Et qui massacrent de grands airs du répertoire avec enthousiasme, fougue et fausses notes. Et hop, un petit "comme d'habitude", et hop "yesterday".
Les 12 premières secondes, je suis transportée, l'été, dans les festivals de Rue, inondés de fanfares joyeuses et bigarrées altermondialistes et anticapitalistes. Il fait doux et la nuit tombe. Je suis en tongs et en t-shirt....
A la 13ème seconde, je me souviens que je déteste ça - pas les tongs, les fanfares.

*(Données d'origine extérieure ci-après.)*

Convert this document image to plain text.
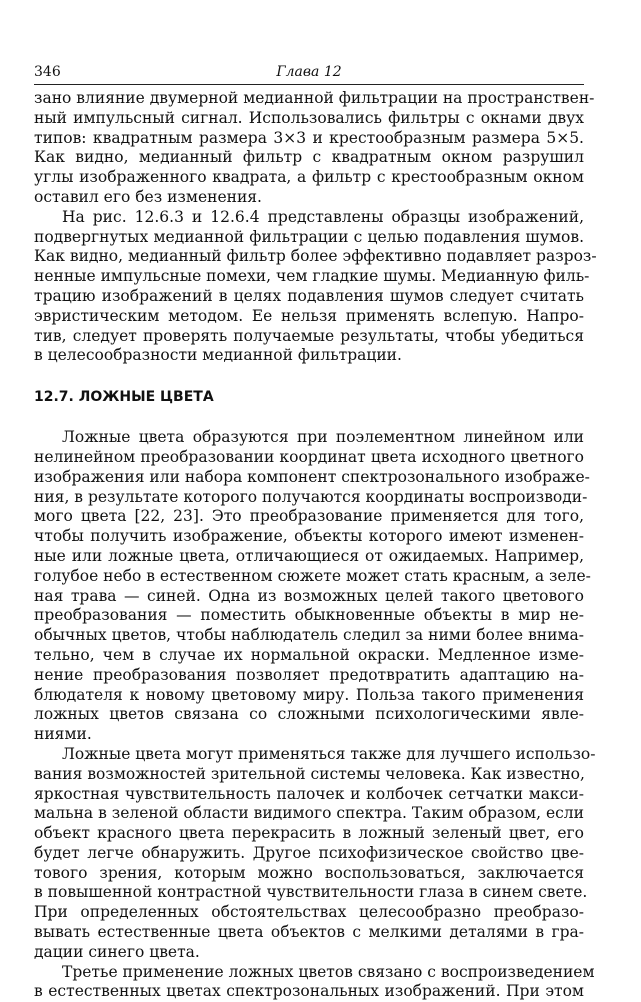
346	Глава 12
зано влияние двумерной медианной фильтрации на пространствен-
ный импульсный сигнал. Использовались фильтры с окнами двух
типов: квадратным размера 3×3 и крестообразным размера 5×5.
Как видно, медианный фильтр с квадратным окном разрушил
углы изображенного квадрата, а фильтр с крестообразным окном
оставил его без изменения.
На рис. 12.6.3 и 12.6.4 представлены образцы изображений,
подвергнутых медианной фильтрации с целью подавления шумов.
Как видно, медианный фильтр более эффективно подавляет разроз-
ненные импульсные помехи, чем гладкие шумы. Медианную филь-
трацию изображений в целях подавления шумов следует считать
эвристическим методом. Ее нельзя применять вслепую. Напро-
тив, следует проверять получаемые результаты, чтобы убедиться
в целесообразности медианной фильтрации.
12.7. ЛОЖНЫЕ ЦВЕТА
Ложные цвета образуются при поэлементном линейном или
нелинейном преобразовании координат цвета исходного цветного
изображения или набора компонент спектрозонального изображе-
ния, в результате которого получаются координаты воспроизводи-
мого цвета [22, 23]. Это преобразование применяется для того,
чтобы получить изображение, объекты которого имеют изменен-
ные или ложные цвета, отличающиеся от ожидаемых. Например,
голубое небо в естественном сюжете может стать красным, а зеле-
ная трава — синей. Одна из возможных целей такого цветового
преобразования — поместить обыкновенные объекты в мир не-
обычных цветов, чтобы наблюдатель следил за ними более внима-
тельно, чем в случае их нормальной окраски. Медленное изме-
нение преобразования позволяет предотвратить адаптацию на-
блюдателя к новому цветовому миру. Польза такого применения
ложных цветов связана со сложными психологическими явле-
ниями.
Ложные цвета могут применяться также для лучшего использо-
вания возможностей зрительной системы человека. Как известно,
яркостная чувствительность палочек и колбочек сетчатки макси-
мальна в зеленой области видимого спектра. Таким образом, если
объект красного цвета перекрасить в ложный зеленый цвет, его
будет легче обнаружить. Другое психофизическое свойство цве-
тового зрения, которым можно воспользоваться, заключается
в повышенной контрастной чувствительности глаза в синем свете.
При определенных обстоятельствах целесообразно преобразо-
вывать естественные цвета объектов с мелкими деталями в гра-
дации синего цвета.
Третье применение ложных цветов связано с воспроизведением
в естественных цветах спектрозональных изображений. При этом
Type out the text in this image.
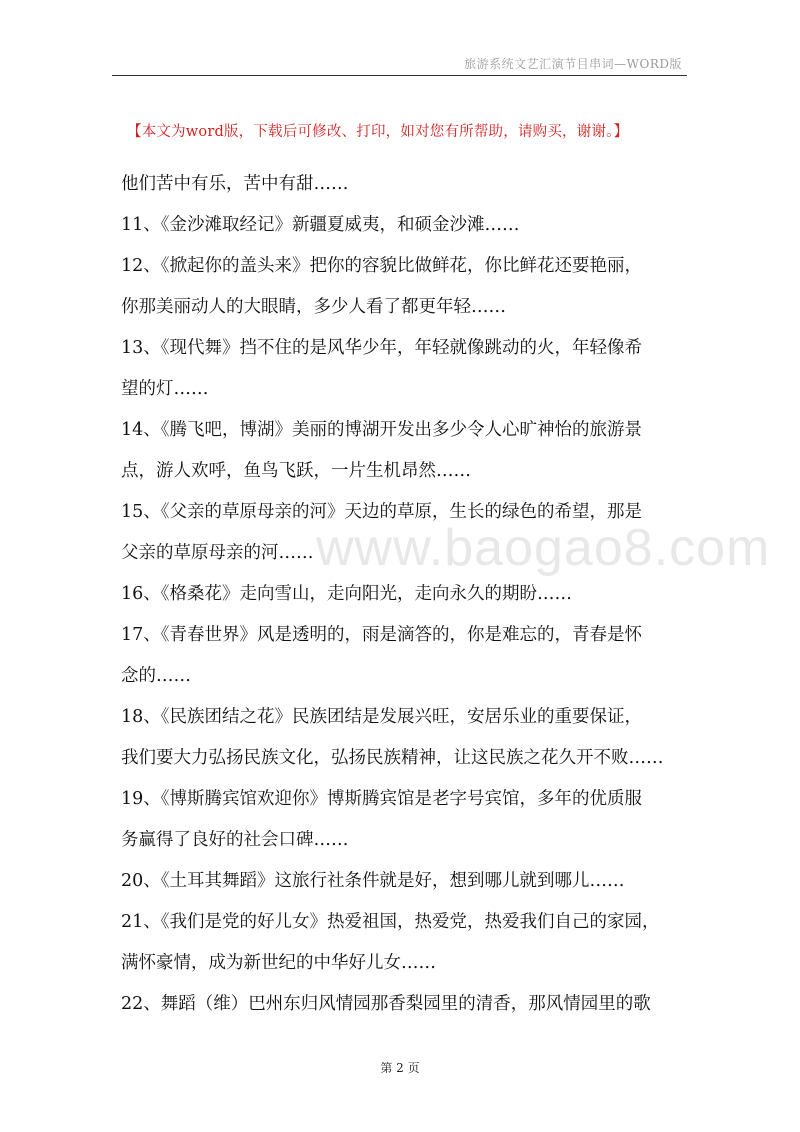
旅游系统文艺汇演节目串词—WORD版
【本文为word版，下载后可修改、打印，如对您有所帮助，请购买，谢谢。】
他们苦中有乐，苦中有甜……
11、《金沙滩取经记》新疆夏威夷，和硕金沙滩……
12、《掀起你的盖头来》把你的容貌比做鲜花，你比鲜花还要艳丽，
你那美丽动人的大眼睛，多少人看了都更年轻……
13、《现代舞》挡不住的是风华少年，年轻就像跳动的火，年轻像希
望的灯……
14、《腾飞吧，博湖》美丽的博湖开发出多少令人心旷神怡的旅游景
点，游人欢呼，鱼鸟飞跃，一片生机昂然……
15、《父亲的草原母亲的河》天边的草原，生长的绿色的希望，那是
父亲的草原母亲的河……
16、《格桑花》走向雪山，走向阳光，走向永久的期盼……
17、《青春世界》风是透明的，雨是滴答的，你是难忘的，青春是怀
念的……
18、《民族团结之花》民族团结是发展兴旺，安居乐业的重要保证，
我们要大力弘扬民族文化，弘扬民族精神，让这民族之花久开不败……
19、《博斯腾宾馆欢迎你》博斯腾宾馆是老字号宾馆，多年的优质服
务赢得了良好的社会口碑……
20、《土耳其舞蹈》这旅行社条件就是好，想到哪儿就到哪儿……
21、《我们是党的好儿女》热爱祖国，热爱党，热爱我们自己的家园，
满怀豪情，成为新世纪的中华好儿女……
22、舞蹈（维）巴州东归风情园那香梨园里的清香，那风情园里的歌
www.baogao8.com
第 2 页
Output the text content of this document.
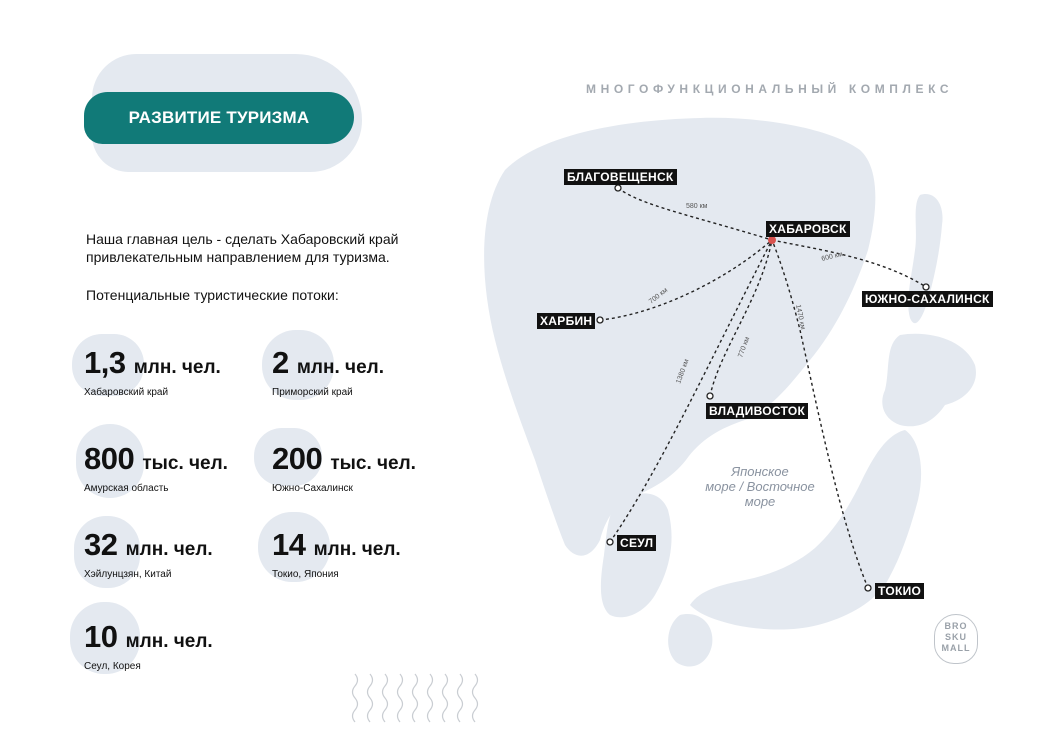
МНОГОФУНКЦИОНАЛЬНЫЙ КОМПЛЕКС
РАЗВИТИЕ ТУРИЗМА
Наша главная цель - сделать Хабаровский край
привлекательным направлением для туризма.
Потенциальные туристические потоки:
1,3 млн. чел.
Хабаровский край
2 млн. чел.
Приморский край
800 тыс. чел.
Амурская область
200 тыс. чел.
Южно-Сахалинск
32 млн. чел.
Хэйлунцзян, Китай
14 млн. чел.
Токио, Япония
10 млн. чел.
Сеул, Корея
580 км
600 км
700 км
770 км
1380 км
1470 км
БЛАГОВЕЩЕНСК
ХАБАРОВСК
ЮЖНО-САХАЛИНСК
ХАРБИН
ВЛАДИВОСТОК
СЕУЛ
ТОКИО
Японское
море / Восточное
море
BRO
SKU
MALL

Et là, assise devant mon PC avec la lumière de l'halogène, c'est encore moins drôle.
Et beaucoup plus faux.
Et beaucoup plus long.
Car là, impossible de prendre la première rue à droite et de s'engouffrer dans un café. C'est pas l'heure j'ai un-rapport-à-relire-une-typo-à-qualifier-un-redressement-à-recalculer.
A chaque fois, je râle et je peste, et je ferme la fenêtre.
Et je suis prête à faire une pétition pour qu'ils disparaissent.
A bien y réfléchir, je comprends pourquoi les services secrets ont parfois utilisé la musique comme instrument de torture.